Die Geschichte wurde gleich zu Beginn interessant, denn die allererste Begegnung von Anna und Garret wird erzählt. Die Beziehung der beiden zueinander steht im weiteren Buchverlauf im Fokus und mir haben die beiden zusammen wirklich sehr gut gefallen. Garret will Anna gern beschützen, muss aber bald merken, dass es da gar nicht so viel zu beschützen gibt. Oder wägt sich Anna in falscher Sicherheit und kann ein bisschen muskelbepackte Rückendeckung doch gut gebrauchen?

Auch Anna selbst lernt man in ihrer Rolle als Krankenschwester in St. Giles besser kennen. Ihr Doppelleben wird dabei nur kurz angerissen. Als einzige Krankenschwester weit und breit, die für ihre Arbeit in den meisten Fällen nicht entlohnt werden will, versorgt sie Schusswunden und Entzündungen, diagonstiziert die Syphilis, nimmt Abtreibungen vor und manches mehr. Wer sich bei so etwas leicht ekelt, der sollte besser einen Bogen um das Buch machen, denn die Autorin nimmt hier kein Blatt vor den Mund und schildert in klaren Worten die Realität im 19. Jahrhundert.

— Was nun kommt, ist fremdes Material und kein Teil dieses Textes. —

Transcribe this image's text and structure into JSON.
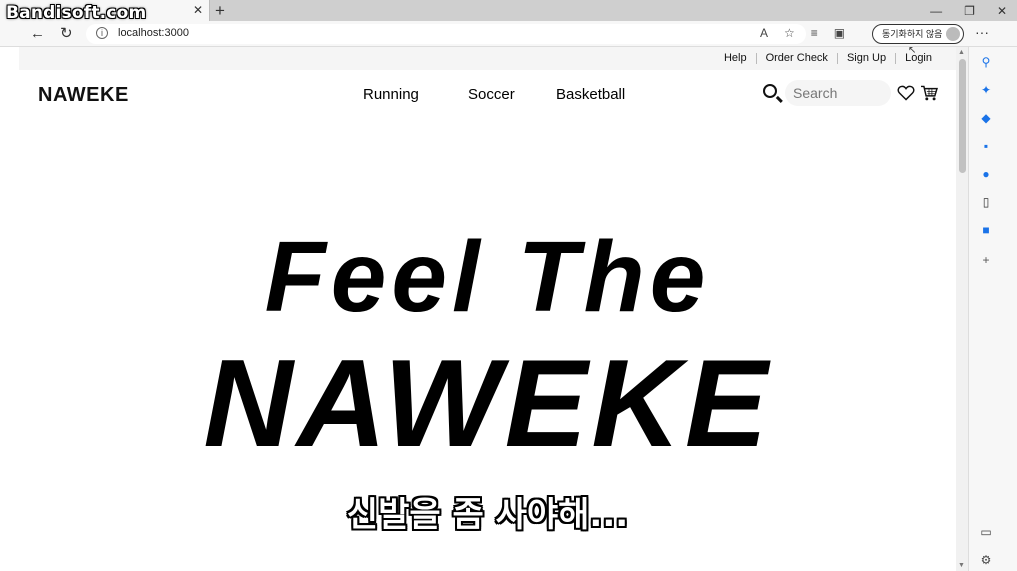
{
  "watermark": "Bandisoft.com",
  "browser": {
    "tab_close": "✕",
    "new_tab": "+",
    "url": "localhost:3000",
    "sync_label": "동기화하지 않음",
    "window_controls": [
      "—",
      "❐",
      "✕"
    ]
  },
  "site": {
    "utility_links": [
      "Help",
      "Order Check",
      "Sign Up",
      "Login"
    ],
    "logo": "NAWEKE",
    "nav": [
      "Running",
      "Soccer",
      "Basketball"
    ],
    "search_placeholder": "Search"
  },
  "hero": {
    "line1": "Feel The",
    "line2": "NAWEKE"
  },
  "caption": "신발을 좀 사야해..."
}
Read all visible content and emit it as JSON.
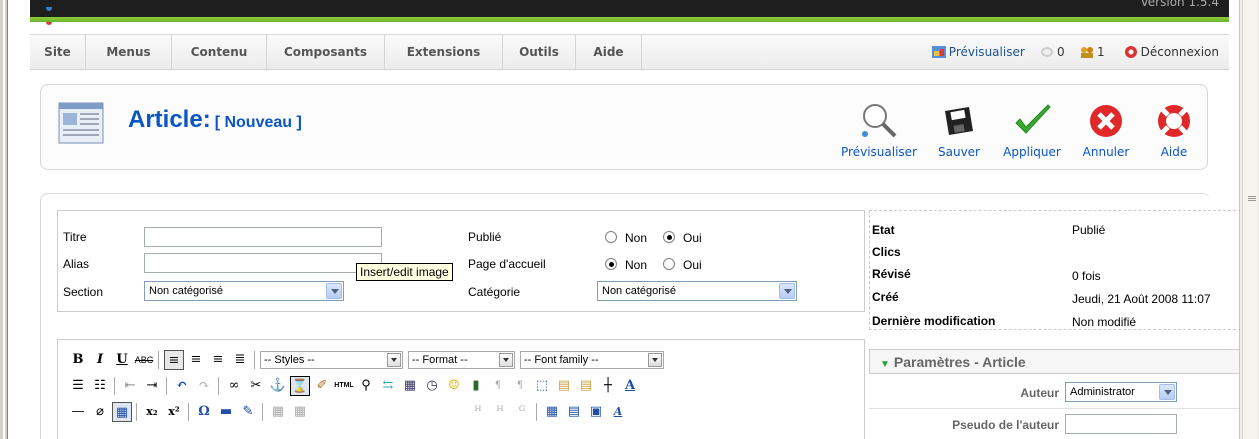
{
  "header": {
    "version": "Version 1.5.4"
  },
  "menu": {
    "items": [
      "Site",
      "Menus",
      "Contenu",
      "Composants",
      "Extensions",
      "Outils",
      "Aide"
    ],
    "preview_label": "Prévisualiser",
    "messages_count": "0",
    "users_count": "1",
    "logout_label": "Déconnexion"
  },
  "title": {
    "main": "Article:",
    "sub": "[ Nouveau ]"
  },
  "toolbar": {
    "preview": "Prévisualiser",
    "save": "Sauver",
    "apply": "Appliquer",
    "cancel": "Annuler",
    "help": "Aide"
  },
  "form": {
    "title_label": "Titre",
    "alias_label": "Alias",
    "section_label": "Section",
    "section_value": "Non catégorisé",
    "published_label": "Publié",
    "frontpage_label": "Page d'accueil",
    "category_label": "Catégorie",
    "category_value": "Non catégorisé",
    "no_label": "Non",
    "yes_label": "Oui"
  },
  "status": {
    "etat_label": "Etat",
    "etat_value": "Publié",
    "clics_label": "Clics",
    "revise_label": "Révisé",
    "revise_value": "0 fois",
    "cree_label": "Créé",
    "cree_value": "Jeudi, 21 Août 2008 11:07",
    "modif_label": "Dernière modification",
    "modif_value": "Non modifié"
  },
  "editor": {
    "styles": "-- Styles --",
    "format": "-- Format --",
    "fontfamily": "-- Font family --",
    "tooltip": "Insert/edit image"
  },
  "params": {
    "header": "Paramètres - Article",
    "author_label": "Auteur",
    "author_value": "Administrator",
    "alias_label": "Pseudo de l'auteur"
  }
}
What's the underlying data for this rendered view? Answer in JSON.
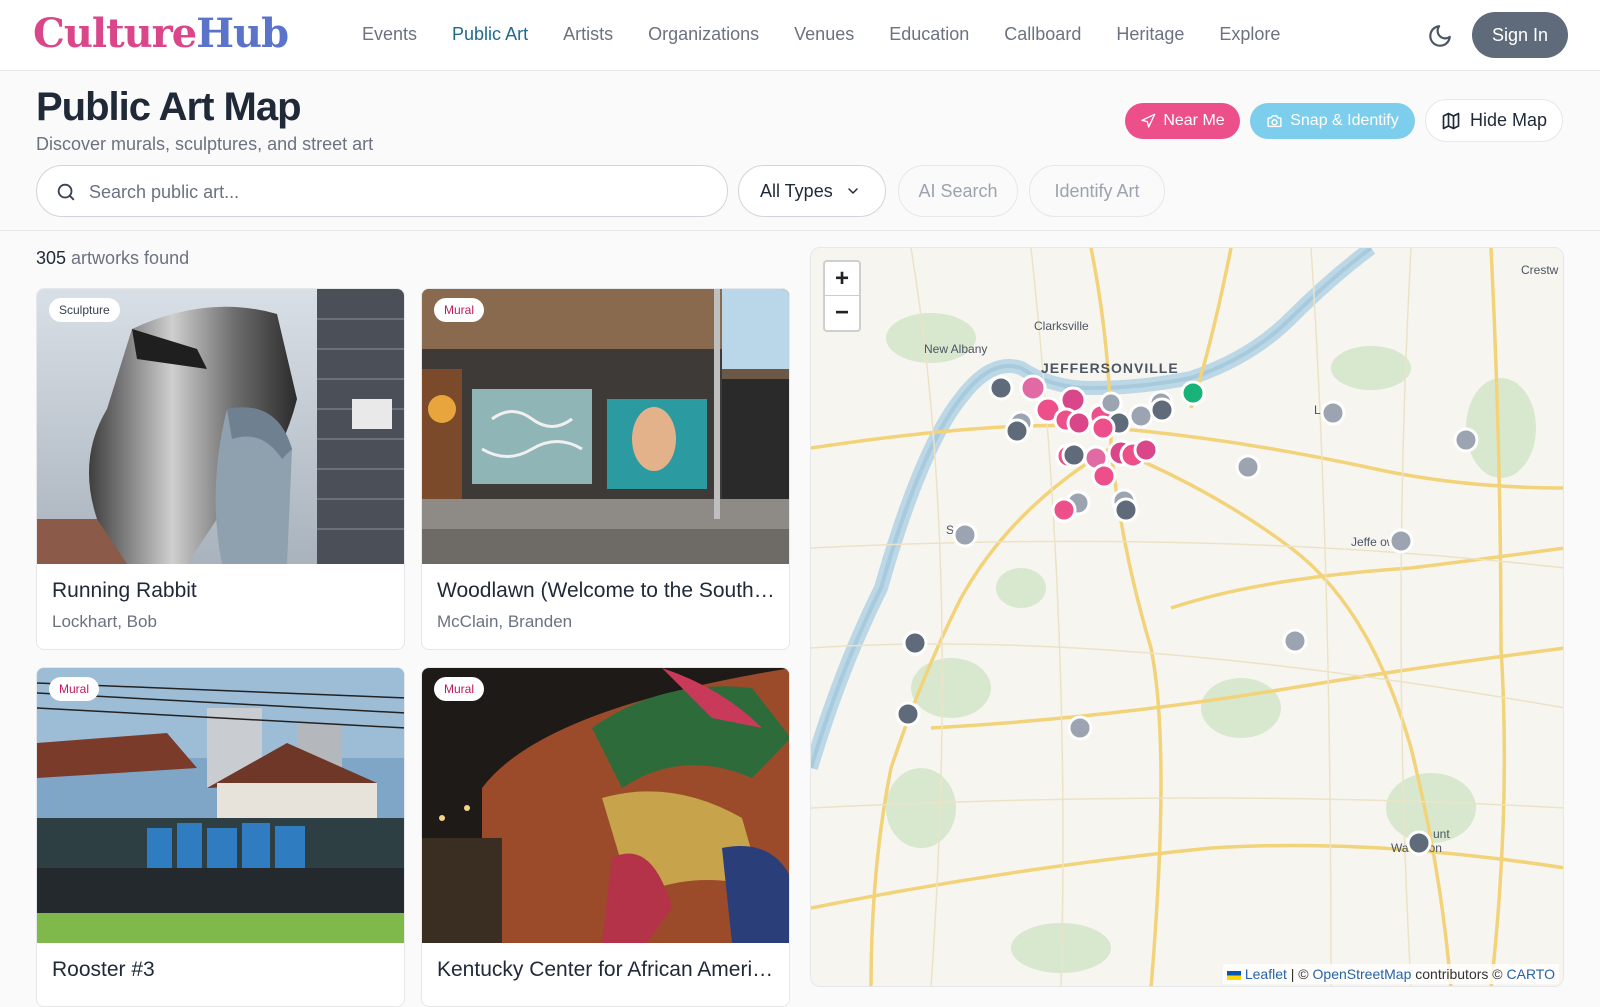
{
  "brand": {
    "part1": "Culture",
    "part2": "Hub"
  },
  "nav": {
    "items": [
      "Events",
      "Public Art",
      "Artists",
      "Organizations",
      "Venues",
      "Education",
      "Callboard",
      "Heritage",
      "Explore"
    ],
    "active": "Public Art"
  },
  "header": {
    "signin_label": "Sign In"
  },
  "page": {
    "title": "Public Art Map",
    "subtitle": "Discover murals, sculptures, and street art",
    "near_me": "Near Me",
    "snap_identify": "Snap & Identify",
    "hide_map": "Hide Map"
  },
  "filters": {
    "search_placeholder": "Search public art...",
    "type_selected": "All Types",
    "ai_search": "AI Search",
    "identify_art": "Identify Art"
  },
  "results": {
    "count": "305",
    "count_suffix": " artworks found"
  },
  "cards": [
    {
      "type": "Sculpture",
      "title": "Running Rabbit",
      "artist": "Lockhart, Bob"
    },
    {
      "type": "Mural",
      "title": "Woodlawn (Welcome to the Southside)",
      "artist": "McClain, Branden"
    },
    {
      "type": "Mural",
      "title": "Rooster #3",
      "artist": ""
    },
    {
      "type": "Mural",
      "title": "Kentucky Center for African American Heritage",
      "artist": ""
    }
  ],
  "map": {
    "labels": {
      "clarksville": "Clarksville",
      "new_albany": "New Albany",
      "jeffersonville": "JEFFERSONVILLE",
      "lyndon": "L   on",
      "shively": "S    ly",
      "jeffersontown": "Jeffe       own",
      "crestwood": "Crestw",
      "mount_washington_1": "unt",
      "mount_washington_2": "Wa    ngton"
    },
    "zoom_in": "+",
    "zoom_out": "−",
    "attribution": {
      "leaflet": "Leaflet",
      "sep": " | © ",
      "osm": "OpenStreetMap",
      "contrib": " contributors © ",
      "carto": "CARTO"
    }
  },
  "colors": {
    "accent": "#1e6a8f",
    "pink": "#ec4f8a",
    "cyan": "#7dcdec",
    "marker_gray": "#5f6b7a"
  }
}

Auch viele andere Menschen, die in St. Giles leben, lernt man während der Lektüre besser kennen. Vom Bordellbetreiber bis zur Prostituierten, vom Besitzer einer Garküche bis zum Straßenjungen ist alles dabei. Die Autorin gibt dem Leser schonungslose Einblicke in ihr Leben, ihre Gedanken und Gefühle. Die Kriminalhandlung fügt sich in dieses Setting nahtlos ein. Sie folgt keinem üblichen Skript, vielmehr stellen nach dem Verschwinden der Prostituierten verschiedene Personen Nachforschungen an. Diese werden allerdings nicht allzu intensiv betrieben, weshalb ich mich trotz der begrenzten Möglichkeiten gefreut hätte, wenn noch mehr Spuren verfolgt worden wären. Auf den letzten Seiten konnten mich unerwartete Ereignisse noch einmal überraschen.

Fazit
In „Der irische Löwe“ steht Annas Leben als Krankenschwester in St. Giles und ihre Bekanntschaft mit dem Dieb Garret im Mittelpunkt der Geschichte. In schonungsloser, klarer Sprache lässt die Autorin das dreckige Elendsviertel lebendig werden. Das Verschwinden einer Prostituierten sorgt für Spannung, hätte für mich aber noch stärker thematisiert werden können. Gleichzeitig war ich neugierig, wie sich das Verhältnis zwischen Anna und Garret entwickeln wird. Gerne empfehle ich dieses Buch sowohl an Fans der Trilogie weiter als auch an Leser, die Anna Kronberg noch nicht kennen – lasst euch die Bekanntschaft mit dieser ungewöhnlichen Frau nicht entgehen!